DETROIT – It may sometimes border on the bizarre, but “there’s a market for everything” in automotive aftermarket accessories, says Rob Richard, director-sales and service for Chrysler LLC’s Mopar Parts Div.

If a customer wants a vehicle interior done up in ostrich skin or crocodile-pattern leather, he says, “we can’t do that, but we can partner with people who do.”

That indicates a new direction for Mopar. It is trying to branch out from its performance-parts base by increasing business in other areas, such as customized accessories and off-road equipment.

To do that, Mopar is partnering with aftermarket firms it previously spurned, Richard says during a session at the Ward’s Auto Interiors Show.

In particular, Mopar is establishing a closer relationship with the Specialty Equipment Market Assn., representing 7,000 small to midsize aftermarket suppliers.

“We’re changing our attitude and getting closer to the aftermarket,” Richard says. “We pretty much pushed away (from aftermarket firms). Now we need help in customizing vehicles.”

Chrysler only gets about 20% of what Mopar could in potential aftermarket service and parts business, Chairman and CEO Robert Nardelli said earlier this year, meaning “we have a huge opportunity for growth in this area.”

Chrysler has “big plans” in offering customization and personalization add-on equipment for the ’09 Dodge Ram pickup truck, Richard says. “We want to offer all possibilities through Mopar.”

Because there are so many niches, aftermarket does not lend itself to mass production. By its very nature, the vehicle-personalization business is relatively low volume.

That’s where small aftermarket companies play a role, says John Waraniak, SEMA vice president-vehicle technology.

Young consumers are more likely to customize their vehicles.

Twenty-seven percent of Dodge buyers are under age 35, “and that’s where the customization comes in,” Richard says.

Consumers ages 16-25 are most likely to customize their vehicles. Yet there are about 10 demographic and pyschographic subsets to that age group, Waraniak says.

Young vehicle buyers tend to be brand-oriented, he says. “So if you are selling to Generation X and Y, you want brand names like Kicker Electronics listed right on your vehicle Maroni sticker.”

Young buyers particularly are interested in outstanding sound systems, says Jeff Vogel, senior manager-sales and marketing for Alpine Electronics of America.
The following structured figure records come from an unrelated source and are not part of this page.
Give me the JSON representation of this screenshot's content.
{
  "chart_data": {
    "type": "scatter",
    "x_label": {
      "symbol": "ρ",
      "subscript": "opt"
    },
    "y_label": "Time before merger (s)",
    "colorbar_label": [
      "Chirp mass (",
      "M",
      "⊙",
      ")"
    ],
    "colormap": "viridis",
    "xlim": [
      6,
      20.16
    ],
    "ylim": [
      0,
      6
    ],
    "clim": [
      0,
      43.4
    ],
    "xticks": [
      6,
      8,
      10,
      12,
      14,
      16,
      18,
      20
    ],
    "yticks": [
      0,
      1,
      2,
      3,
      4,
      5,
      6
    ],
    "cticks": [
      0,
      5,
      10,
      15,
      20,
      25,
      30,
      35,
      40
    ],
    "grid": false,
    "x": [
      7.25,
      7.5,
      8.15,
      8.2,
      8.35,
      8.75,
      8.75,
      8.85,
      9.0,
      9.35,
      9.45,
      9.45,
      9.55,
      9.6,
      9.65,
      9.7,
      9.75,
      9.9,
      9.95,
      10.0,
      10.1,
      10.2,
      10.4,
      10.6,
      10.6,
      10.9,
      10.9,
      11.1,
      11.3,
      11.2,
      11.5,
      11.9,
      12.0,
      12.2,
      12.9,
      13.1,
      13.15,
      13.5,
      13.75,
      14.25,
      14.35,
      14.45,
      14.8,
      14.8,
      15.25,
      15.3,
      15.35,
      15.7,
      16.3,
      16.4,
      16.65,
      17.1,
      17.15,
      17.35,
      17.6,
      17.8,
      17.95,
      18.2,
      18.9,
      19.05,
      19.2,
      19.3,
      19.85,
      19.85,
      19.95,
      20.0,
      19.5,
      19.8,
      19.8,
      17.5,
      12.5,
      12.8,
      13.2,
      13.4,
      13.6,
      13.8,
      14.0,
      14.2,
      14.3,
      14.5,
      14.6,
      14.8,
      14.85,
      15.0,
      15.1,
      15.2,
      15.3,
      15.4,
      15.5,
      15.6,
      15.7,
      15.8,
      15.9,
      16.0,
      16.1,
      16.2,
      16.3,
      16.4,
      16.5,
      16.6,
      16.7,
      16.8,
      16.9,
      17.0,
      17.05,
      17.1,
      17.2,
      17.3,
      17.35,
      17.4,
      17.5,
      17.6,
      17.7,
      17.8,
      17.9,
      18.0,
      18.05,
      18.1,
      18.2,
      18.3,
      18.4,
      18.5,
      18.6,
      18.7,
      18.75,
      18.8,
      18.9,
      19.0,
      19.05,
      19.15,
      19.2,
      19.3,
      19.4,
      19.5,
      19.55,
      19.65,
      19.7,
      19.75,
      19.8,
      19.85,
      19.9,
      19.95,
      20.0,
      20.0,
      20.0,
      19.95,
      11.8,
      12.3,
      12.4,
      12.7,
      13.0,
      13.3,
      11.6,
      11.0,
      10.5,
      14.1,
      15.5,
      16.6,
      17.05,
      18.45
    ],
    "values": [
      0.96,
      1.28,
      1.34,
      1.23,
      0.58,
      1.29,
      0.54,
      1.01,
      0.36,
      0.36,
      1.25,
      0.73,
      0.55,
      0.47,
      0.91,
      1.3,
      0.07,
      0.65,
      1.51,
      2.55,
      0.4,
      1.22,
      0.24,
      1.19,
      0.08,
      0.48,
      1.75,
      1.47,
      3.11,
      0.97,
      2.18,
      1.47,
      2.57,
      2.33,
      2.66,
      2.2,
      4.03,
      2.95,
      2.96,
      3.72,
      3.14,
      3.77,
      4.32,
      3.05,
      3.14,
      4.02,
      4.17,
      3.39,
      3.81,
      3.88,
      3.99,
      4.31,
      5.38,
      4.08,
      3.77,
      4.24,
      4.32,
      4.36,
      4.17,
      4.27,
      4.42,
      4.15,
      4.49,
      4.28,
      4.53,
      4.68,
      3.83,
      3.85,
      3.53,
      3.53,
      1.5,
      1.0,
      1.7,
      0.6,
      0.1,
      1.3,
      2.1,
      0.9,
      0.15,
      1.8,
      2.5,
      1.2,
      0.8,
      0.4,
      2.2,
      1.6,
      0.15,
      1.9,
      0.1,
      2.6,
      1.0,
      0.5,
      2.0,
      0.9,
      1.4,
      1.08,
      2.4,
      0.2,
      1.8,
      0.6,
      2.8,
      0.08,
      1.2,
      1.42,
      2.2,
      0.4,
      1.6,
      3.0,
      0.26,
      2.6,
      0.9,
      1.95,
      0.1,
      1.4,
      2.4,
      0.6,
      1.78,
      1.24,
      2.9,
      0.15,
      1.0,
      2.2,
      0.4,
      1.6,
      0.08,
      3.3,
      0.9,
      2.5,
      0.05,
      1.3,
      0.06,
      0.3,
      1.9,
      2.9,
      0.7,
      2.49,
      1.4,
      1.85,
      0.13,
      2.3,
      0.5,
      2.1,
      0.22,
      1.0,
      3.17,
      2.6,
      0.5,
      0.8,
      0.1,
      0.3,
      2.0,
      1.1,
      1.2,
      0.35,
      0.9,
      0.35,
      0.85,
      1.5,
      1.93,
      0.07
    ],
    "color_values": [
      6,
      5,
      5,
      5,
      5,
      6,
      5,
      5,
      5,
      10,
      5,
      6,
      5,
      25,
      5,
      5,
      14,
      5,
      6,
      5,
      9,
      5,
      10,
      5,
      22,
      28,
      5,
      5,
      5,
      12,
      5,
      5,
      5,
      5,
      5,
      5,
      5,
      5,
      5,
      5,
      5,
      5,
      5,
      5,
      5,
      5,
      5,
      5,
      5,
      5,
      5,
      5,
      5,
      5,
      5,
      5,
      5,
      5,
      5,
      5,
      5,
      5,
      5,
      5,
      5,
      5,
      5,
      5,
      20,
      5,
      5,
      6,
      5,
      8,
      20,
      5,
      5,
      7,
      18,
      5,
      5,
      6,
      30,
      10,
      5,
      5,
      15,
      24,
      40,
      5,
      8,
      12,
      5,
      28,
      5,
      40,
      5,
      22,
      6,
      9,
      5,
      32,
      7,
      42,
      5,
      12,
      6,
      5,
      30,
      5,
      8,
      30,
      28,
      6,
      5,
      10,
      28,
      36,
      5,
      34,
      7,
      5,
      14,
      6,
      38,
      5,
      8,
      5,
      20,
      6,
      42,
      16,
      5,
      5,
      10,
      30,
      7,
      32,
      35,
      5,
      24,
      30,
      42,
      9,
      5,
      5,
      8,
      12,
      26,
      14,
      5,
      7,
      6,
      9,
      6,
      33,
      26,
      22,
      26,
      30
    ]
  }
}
Replacing the audio system is one of the first things many 15 to 24 year olds do after buying a used vehicle, he says, adding that they frequently ask, “How do I make my sound system extremely loud?”

Alpine has 600-watt speakers for them, he says.

Despite all the offbeat accessory offerings, some of the most ordinary ones top the popularity list.

“Believe it or not, floor mats are very popular,” Richard says. “People throw out the originals and get customized ones from us.”